FOURTH-QUARTER SUMMARY

• Railway operating revenues declined 12 percent compared with fourth-quarter 2014, to $2.5 billion. Traffic volume declined 6 percent, a result of lower coal volumes and the effects of low commodity prices. Average revenue per unit decreased 6 percent as the effects of higher rates were more than offset by a $226 million, or 73 percent, decline in fuel surcharge revenues.

• General merchandise revenues were $1.5 billion, 9 percent lower than the same period last year. Volume declined 4 percent, as a 9 percent gain in automotive traffic was more than offset by decreases in the other four commodity groups.

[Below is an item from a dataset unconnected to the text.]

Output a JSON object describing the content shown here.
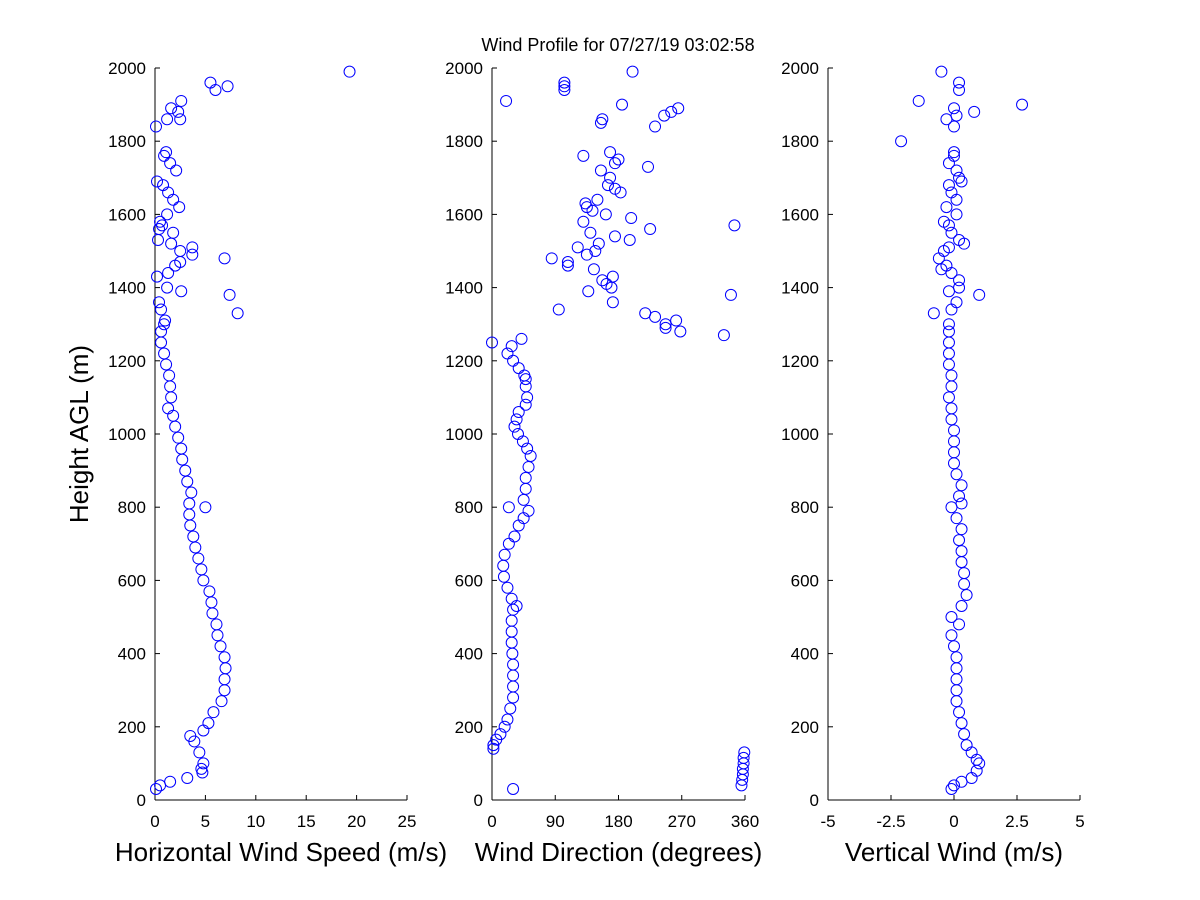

• Intermodal revenues declined to $563 million, 13 percent below fourth-quarter 2014. The Triple Crown restructuring and fewer domestic shipments combined to reduce traffic volume by 5 percent.

• Coal revenues were $433 million, 20 percent lower compared with fourth quarter of 2014. A weak global export market, record high temperatures in the East, and low natural gas prices combined to decrease volume by 18 percent.

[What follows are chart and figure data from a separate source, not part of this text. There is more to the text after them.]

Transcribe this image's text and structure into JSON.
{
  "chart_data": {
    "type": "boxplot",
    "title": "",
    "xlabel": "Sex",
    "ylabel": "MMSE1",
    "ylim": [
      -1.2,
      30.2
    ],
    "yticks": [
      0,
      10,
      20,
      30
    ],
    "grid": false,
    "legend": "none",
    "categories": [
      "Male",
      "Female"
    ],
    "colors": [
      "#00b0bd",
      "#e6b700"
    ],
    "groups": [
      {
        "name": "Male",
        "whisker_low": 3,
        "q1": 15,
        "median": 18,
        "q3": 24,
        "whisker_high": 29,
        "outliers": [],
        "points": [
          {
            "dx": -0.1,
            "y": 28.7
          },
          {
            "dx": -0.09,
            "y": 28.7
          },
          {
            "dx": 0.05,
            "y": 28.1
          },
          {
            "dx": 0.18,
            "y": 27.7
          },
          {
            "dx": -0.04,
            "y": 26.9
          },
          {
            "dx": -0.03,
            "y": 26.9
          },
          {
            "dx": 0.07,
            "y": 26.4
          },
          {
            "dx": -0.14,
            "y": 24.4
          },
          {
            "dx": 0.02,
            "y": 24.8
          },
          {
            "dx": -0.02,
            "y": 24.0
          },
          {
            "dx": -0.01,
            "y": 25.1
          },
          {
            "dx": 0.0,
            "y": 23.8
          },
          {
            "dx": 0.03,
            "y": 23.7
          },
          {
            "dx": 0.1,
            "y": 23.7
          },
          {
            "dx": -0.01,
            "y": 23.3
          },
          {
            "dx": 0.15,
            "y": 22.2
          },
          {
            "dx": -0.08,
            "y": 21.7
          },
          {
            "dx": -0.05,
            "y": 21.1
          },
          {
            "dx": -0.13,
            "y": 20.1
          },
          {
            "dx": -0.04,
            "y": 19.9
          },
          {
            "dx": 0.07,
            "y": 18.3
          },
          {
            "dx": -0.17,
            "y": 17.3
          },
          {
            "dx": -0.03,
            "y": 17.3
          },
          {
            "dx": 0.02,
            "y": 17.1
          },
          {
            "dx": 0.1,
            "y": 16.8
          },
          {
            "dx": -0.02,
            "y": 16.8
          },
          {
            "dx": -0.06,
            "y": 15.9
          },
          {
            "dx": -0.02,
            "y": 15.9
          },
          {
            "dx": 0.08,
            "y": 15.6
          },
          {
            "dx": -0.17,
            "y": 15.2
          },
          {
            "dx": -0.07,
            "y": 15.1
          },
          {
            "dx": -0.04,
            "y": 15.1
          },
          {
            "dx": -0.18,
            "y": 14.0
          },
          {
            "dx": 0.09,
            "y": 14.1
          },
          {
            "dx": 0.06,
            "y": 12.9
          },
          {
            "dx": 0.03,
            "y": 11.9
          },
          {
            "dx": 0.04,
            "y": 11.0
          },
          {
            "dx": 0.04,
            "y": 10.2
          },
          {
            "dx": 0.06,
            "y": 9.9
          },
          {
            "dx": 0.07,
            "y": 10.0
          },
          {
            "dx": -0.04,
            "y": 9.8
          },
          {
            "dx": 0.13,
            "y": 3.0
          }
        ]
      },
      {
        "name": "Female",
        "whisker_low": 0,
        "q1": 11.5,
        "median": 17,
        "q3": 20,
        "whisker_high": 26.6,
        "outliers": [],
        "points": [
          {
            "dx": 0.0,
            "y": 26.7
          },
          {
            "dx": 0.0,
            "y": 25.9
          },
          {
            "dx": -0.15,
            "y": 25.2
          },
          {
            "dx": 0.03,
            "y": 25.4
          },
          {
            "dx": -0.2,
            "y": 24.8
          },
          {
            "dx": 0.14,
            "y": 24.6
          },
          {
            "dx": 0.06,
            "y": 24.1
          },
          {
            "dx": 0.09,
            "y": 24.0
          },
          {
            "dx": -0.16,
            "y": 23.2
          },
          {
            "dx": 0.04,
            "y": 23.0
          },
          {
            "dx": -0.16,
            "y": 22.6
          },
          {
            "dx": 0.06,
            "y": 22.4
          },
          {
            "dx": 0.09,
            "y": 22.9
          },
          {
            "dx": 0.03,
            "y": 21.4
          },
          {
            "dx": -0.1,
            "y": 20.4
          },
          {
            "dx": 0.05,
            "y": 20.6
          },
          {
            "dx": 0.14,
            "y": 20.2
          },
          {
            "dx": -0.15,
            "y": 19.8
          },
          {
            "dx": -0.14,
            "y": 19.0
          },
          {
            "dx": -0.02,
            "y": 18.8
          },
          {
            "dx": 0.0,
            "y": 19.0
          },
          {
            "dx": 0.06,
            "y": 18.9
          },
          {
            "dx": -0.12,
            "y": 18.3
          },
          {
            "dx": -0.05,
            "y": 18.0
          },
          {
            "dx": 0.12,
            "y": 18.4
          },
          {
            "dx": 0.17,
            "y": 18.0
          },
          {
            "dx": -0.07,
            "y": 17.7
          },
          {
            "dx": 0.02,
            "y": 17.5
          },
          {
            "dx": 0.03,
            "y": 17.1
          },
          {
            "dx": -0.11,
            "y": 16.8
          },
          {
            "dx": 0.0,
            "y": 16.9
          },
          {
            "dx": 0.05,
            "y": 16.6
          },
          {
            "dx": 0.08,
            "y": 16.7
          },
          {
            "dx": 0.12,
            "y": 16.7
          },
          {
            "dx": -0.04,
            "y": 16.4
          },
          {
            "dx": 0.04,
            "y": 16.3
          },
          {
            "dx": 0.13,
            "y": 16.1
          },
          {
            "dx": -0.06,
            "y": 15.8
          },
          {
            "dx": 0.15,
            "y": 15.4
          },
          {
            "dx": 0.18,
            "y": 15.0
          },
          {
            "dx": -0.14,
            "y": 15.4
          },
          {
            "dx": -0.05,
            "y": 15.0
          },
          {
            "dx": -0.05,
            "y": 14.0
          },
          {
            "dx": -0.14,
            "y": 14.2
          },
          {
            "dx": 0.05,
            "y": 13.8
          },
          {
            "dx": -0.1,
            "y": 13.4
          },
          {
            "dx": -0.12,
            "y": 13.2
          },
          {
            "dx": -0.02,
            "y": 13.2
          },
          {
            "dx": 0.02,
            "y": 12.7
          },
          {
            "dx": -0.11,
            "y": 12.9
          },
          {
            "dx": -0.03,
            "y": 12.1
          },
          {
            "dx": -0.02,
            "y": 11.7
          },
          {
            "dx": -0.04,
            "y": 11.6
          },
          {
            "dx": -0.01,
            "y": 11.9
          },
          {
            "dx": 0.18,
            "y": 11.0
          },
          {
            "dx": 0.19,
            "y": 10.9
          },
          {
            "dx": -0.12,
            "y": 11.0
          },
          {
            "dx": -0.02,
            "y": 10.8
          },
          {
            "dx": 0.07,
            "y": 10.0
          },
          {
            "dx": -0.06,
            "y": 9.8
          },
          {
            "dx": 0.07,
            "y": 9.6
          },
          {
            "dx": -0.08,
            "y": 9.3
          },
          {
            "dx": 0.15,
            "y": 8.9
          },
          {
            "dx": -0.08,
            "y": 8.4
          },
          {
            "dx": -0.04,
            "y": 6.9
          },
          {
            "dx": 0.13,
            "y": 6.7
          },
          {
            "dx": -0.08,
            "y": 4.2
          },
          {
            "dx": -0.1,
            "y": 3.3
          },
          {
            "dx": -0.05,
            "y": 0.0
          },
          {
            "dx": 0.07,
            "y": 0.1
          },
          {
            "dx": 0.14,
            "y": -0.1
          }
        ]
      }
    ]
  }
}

• Railway operating expenses decreased $103 million, or 5 percent, to $1.9 billion compared with same period of 2014, notwithstanding $49 million of expenses related to the Triple Crown restructuring and Roanoke office closure.

• Income from railway operations was $642 million, 28 percent lower compared with fourth-quarter 2014.

• The operating ratio, or operating expenses as a percentage of revenues, was 74.5 percent, compared with 69 percent during the same quarter in 2014. Triple Crown restructuring and Roanoke office closure expenses added 2.0 percentage points to the operating ratio.

2015 SUMMARY

• Railway operating revenues were $10.5 billion, 10 percent lower compared with 2014, reflecting an $852 million, or 64 percent, reduction in fuel surcharge revenues. Traffic volume was down 3 percent, driven by a sharp decline in coal.

• General merchandise revenues declined 6 percent to $6.3 billion, while traffic volume was about even compared with the prior year.

• Intermodal revenues totaled $2.4 billion, 6 percent lower compared with 2014. Traffic volume was up slightly for 2015.

• Coal revenues were $1.8 billion, down 23 percent, due to a 16 percent decline in traffic volume compared with 2014.

• Railway operating expenses of $7.6 billion declined $422 million, or 5 percent, compared with 2014, despite $93 million of additional expenses related to the Triple Crown restructuring and Roanoke office closure.

• Income from railway operations was $2.9 billion, 19 percent lower compared with 2014.

• The operating ratio for the year was 72.6 percent compared with 69.2 percent the prior year. The Triple Crown restructuring and Roanoke office closure costs added 0.9 percentage points to the operating ratio.

For 2016, Norfolk Southern plans to invest $2.1 billion to maintain the safety of its rail network, enhance service, improve operational efficiency, and support growth opportunities.